Energy Decomposition Analysis

In BAND there are two fragment-based energy decomposition methods available: the periodic energy decomposition analysis (PEDA)[56] and the periodic energy decomposition analysis combined with the natural orbitals of chemical valency method (PEDA-NOCV)[56].

Periodic Energy Decomposition Analysis (PEDA)

PEDA [True | False]
PEDA
Type:Bool
Default value:False
Description:If present in combination with the fragment block, the decomposition of the interaction energy between fragments is invoked.

If used in combination with the fragment keyblocks the decomposition of the interaction energy between fragments is invoked and the resulting energy terms (\(\Delta E_{int}\), \(\Delta E_{disp}\), \(\Delta E_{Pauli}\), \(\Delta E_{elstat}\), \(\Delta E_{orb}\)) presented in the output file. (See the example or the tutorial)

Attention

In case of the error message “Fragments cannot be assigned by a simple translation!”, BAND does only allow for fragments which can be transformed to the structure in the PEDA calculation by a simple translation. So, a rotation is not allowed.

Periodic Energy Decomposition Analysis and natural orbitals of chemical valency (PEDA-NOCV)

PEDANOCV (block-type)

If present in combination with the fragment keyblocks and the PEDA key the decomposition of the orbital relaxation term is performed.

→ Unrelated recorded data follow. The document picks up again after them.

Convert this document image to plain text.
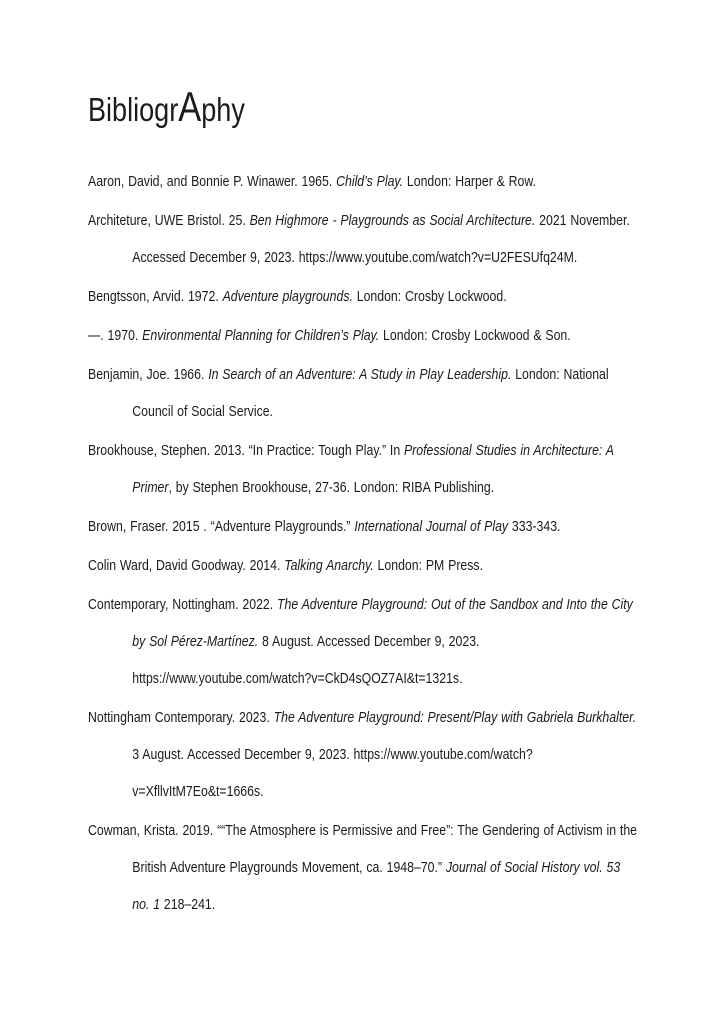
BibliogrAphy

Aaron, David, and Bonnie P. Winawer. 1965. Child’s Play. London: Harper & Row.

Architeture, UWE Bristol. 25. Ben Highmore - Playgrounds as Social Architecture. 2021 November. Accessed December 9, 2023. https://www.youtube.com/watch?v=U2FESUfq24M.

Bengtsson, Arvid. 1972. Adventure playgrounds. London: Crosby Lockwood.

—. 1970. Environmental Planning for Children’s Play. London: Crosby Lockwood & Son.

Benjamin, Joe. 1966. In Search of an Adventure: A Study in Play Leadership. London: National Council of Social Service.

Brookhouse, Stephen. 2013. “In Practice: Tough Play.” In Professional Studies in Architecture: A Primer, by Stephen Brookhouse, 27-36. London: RIBA Publishing.

Brown, Fraser. 2015 . “Adventure Playgrounds.” International Journal of Play 333-343.

Colin Ward, David Goodway. 2014. Talking Anarchy. London: PM Press.

Contemporary, Nottingham. 2022. The Adventure Playground: Out of the Sandbox and Into the City by Sol Pérez-Martínez. 8 August. Accessed December 9, 2023. https://www.youtube.com/watch?v=CkD4sQOZ7AI&t=1321s.

Nottingham Contemporary. 2023. The Adventure Playground: Present/Play with Gabriela Burkhalter. 3 August. Accessed December 9, 2023. https://www.youtube.com/watch?v=XfllvItM7Eo&t=1666s.

Cowman, Krista. 2019. ““The Atmosphere is Permissive and Free”: The Gendering of Activism in the British Adventure Playgrounds Movement, ca. 1948–70.” Journal of Social History vol. 53 no. 1 218–241.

The binary result file will contain the information to plot NOCV Orbitals and NOCV deformation densities.

PEDANOCV
   EigvalThresh float
   Enabled [True | False]
End
PEDANOCV
Type:Block
Description:If present in combination with the fragment blocks and the PEDA key, the decomposition of the orbital relaxation term is performed.
EigvalThresh
Type:Float
Default value:0.001
Description:The threshold controls that for all NOCV deformation densities with NOCV eigenvalues larger than EigvalThresh the energy contribution will be calculated and the respective pEDA-NOCV results will be printed in the output
Enabled
Type:Bool
Default value:False
Description:If true in combination with the fragment blocks and the PEDA key, the decomposition of the orbital relaxation term is performed.